Wolf Trap Teaching Artists: Bringing the Arts Into the Classroom

Teaching Artist Laura Schandelmeier shares Wolf Trap techniques 
with Ms. Kumar and her class.
May 09, 2017

Some songs stay with you all your life. They may be simple, but they are unforgettable. Paige Hernandez starts singing one she learned more than 30 years ago, when she was a 4-year-old in a Baltimore Head Start classroom:

“Friends, friends, 1, 2, 3
All my friends are here with me…”

It’s a catchy tune, designed to put children at ease and get them in the frame of mind to work together. Hernandez learned it from the man who wrote it, John “Kinderman” Taylor. A singer, songwriter, musician, dancer, and actor, Taylor was one of the first Wolf Trap Teaching Artists, having been with the program since its inception in 1981. He had come to Paige’s classroom both to engage and to educate young minds.

Black-and-white photo of Kinderman with children, ca. 1980s

You’re my friend!: Kinderman has been integrating the arts into Wolf Trap classrooms since 1981.

The two aims go hand in hand. Research shows that children learn better when they are interacting with the lesson and enjoying themselves. High-quality arts education measurably improves student outcomes, boosting retention and increasing student achievement. And because most brain development occurs before a child starts kindergarten, that’s where Wolf Trap Institute for Early Learning Through the Arts focuses its efforts, preparing teachers with first-rate arts-integrated teaching strategies and customized, in-classroom professional development.

Thanks to Kinderman and other teachers who opened Hernandez’s mind to the power of the arts, she set out on a path that ultimately led her back to where she started. Now she’s a performer whose work fuses theater, hip-hop, dance — and education. For a dozen years, she too has been a Wolf Trap Teaching Artist. At Institute gatherings, she reconnects with Kinderman, who at 81 has now been a Teaching Artist for 36 years.

Selfie of Kinderman and Hernandez

Kinderman and Hernandez reconnect at a Wolf Trap networking event.

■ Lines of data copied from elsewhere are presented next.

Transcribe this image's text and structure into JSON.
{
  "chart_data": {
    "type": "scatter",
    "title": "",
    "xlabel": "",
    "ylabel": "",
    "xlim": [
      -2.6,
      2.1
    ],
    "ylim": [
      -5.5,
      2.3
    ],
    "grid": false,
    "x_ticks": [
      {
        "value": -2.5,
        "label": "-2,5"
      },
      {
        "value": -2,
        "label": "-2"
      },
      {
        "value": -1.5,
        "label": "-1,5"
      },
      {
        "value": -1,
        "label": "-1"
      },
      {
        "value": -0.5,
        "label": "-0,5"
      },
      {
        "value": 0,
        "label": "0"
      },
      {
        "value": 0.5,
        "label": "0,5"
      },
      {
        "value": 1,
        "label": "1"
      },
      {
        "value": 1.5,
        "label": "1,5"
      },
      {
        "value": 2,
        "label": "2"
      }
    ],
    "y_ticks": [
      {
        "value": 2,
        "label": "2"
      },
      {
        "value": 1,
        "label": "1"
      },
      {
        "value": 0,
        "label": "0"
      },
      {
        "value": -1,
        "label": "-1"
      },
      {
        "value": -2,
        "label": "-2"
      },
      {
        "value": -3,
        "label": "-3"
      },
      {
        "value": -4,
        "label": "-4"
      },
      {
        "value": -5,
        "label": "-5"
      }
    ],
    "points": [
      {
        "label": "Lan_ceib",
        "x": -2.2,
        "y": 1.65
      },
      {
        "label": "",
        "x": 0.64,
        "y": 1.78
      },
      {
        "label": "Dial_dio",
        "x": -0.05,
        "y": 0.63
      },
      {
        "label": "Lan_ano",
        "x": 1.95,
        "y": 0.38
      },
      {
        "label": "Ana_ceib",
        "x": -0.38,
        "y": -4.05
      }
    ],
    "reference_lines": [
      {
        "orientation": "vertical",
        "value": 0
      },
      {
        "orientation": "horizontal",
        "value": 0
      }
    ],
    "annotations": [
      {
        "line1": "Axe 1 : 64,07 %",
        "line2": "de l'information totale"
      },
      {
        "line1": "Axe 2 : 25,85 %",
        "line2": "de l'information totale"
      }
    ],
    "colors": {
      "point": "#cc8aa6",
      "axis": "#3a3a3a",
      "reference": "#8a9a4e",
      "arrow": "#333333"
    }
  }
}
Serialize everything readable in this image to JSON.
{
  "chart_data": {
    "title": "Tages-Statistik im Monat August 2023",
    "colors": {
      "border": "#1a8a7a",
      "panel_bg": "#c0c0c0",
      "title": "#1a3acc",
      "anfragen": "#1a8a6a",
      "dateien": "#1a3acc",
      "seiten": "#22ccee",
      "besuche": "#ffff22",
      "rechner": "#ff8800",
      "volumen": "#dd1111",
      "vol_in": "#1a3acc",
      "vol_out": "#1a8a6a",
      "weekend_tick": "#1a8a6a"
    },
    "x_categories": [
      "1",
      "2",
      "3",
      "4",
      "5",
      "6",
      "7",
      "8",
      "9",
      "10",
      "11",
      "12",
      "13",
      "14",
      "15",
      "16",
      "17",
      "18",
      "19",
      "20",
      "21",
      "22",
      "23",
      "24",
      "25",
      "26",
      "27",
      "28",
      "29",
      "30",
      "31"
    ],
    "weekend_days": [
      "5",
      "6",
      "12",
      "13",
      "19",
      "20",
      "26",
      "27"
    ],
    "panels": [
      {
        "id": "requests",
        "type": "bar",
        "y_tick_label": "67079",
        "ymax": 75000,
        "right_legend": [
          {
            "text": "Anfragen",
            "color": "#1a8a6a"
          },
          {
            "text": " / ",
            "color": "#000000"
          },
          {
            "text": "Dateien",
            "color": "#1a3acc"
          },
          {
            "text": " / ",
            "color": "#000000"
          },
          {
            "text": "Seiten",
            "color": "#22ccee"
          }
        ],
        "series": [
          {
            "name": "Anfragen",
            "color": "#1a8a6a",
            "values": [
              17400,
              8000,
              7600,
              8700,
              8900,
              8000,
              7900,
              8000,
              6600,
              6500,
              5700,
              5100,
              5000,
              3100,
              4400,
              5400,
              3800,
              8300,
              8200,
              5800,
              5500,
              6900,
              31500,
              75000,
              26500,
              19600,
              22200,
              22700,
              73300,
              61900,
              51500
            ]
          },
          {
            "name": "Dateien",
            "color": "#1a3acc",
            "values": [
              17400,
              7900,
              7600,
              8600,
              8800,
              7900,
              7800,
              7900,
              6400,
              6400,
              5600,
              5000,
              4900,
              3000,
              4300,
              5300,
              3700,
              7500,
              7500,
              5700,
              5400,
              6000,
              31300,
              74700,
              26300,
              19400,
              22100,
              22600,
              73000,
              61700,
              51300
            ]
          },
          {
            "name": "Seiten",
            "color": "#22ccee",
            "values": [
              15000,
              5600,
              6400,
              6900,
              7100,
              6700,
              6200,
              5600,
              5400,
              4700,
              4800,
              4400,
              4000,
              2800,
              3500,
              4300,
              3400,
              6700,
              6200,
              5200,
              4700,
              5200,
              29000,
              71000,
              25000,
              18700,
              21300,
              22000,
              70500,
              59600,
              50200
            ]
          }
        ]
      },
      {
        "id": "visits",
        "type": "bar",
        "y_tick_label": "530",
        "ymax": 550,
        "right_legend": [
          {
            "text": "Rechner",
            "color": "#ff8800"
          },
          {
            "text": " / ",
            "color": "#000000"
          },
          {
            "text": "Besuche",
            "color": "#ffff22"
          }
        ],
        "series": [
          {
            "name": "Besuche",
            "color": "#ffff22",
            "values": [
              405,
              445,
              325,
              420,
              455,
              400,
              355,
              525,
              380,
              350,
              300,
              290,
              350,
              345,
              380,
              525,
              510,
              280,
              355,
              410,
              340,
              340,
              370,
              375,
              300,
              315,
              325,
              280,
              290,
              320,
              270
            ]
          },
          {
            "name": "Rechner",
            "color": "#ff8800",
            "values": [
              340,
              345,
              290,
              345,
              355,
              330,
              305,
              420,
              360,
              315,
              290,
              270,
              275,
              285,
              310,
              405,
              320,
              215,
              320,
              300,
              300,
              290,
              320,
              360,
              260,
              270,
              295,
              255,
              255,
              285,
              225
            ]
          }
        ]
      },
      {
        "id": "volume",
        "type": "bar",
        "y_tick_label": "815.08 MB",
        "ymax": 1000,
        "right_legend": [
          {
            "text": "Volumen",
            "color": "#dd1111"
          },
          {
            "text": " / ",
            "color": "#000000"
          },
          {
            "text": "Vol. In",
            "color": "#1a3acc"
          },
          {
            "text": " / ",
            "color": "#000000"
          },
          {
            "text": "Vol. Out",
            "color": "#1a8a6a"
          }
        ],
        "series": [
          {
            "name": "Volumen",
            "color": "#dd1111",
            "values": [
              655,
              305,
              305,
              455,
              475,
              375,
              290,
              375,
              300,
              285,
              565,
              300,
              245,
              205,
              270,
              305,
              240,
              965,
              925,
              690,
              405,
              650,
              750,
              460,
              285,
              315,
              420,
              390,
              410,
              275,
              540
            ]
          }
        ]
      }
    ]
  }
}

Over the years, Hernandez and other Teaching Artists have conducted Institute residencies in the classrooms of thousands of early childhood educators, including Kalpana Kumar Sharma, at Brightwood Education Campus, a public school in Washington, D.C. Ms. Kumar credits Wolf Trap Teaching Artists with showing her how to integrate the arts into her curricula. “My whole teaching style has been transformed,” she says. “I loved dancing and music, but I didn’t really know how to use it in an early childhood classroom. Now I do.”

By incorporating Wolf Trap strategies into her teaching throughout her career, Ms. Kumar has directly impacted hundreds of children. And by sharing these strategies with other early childhood educators she mentors, she extends her impact beyond her own classroom.

And Ms. Kumar is just one teacher. Wolf Trap Institute multiplies its influence through affiliate programs across the nation. All told, the Institute reaches more than 75,000 children, teachers, parents, and caregivers a year.

That’s a lot of learning. That’s a lot of friends.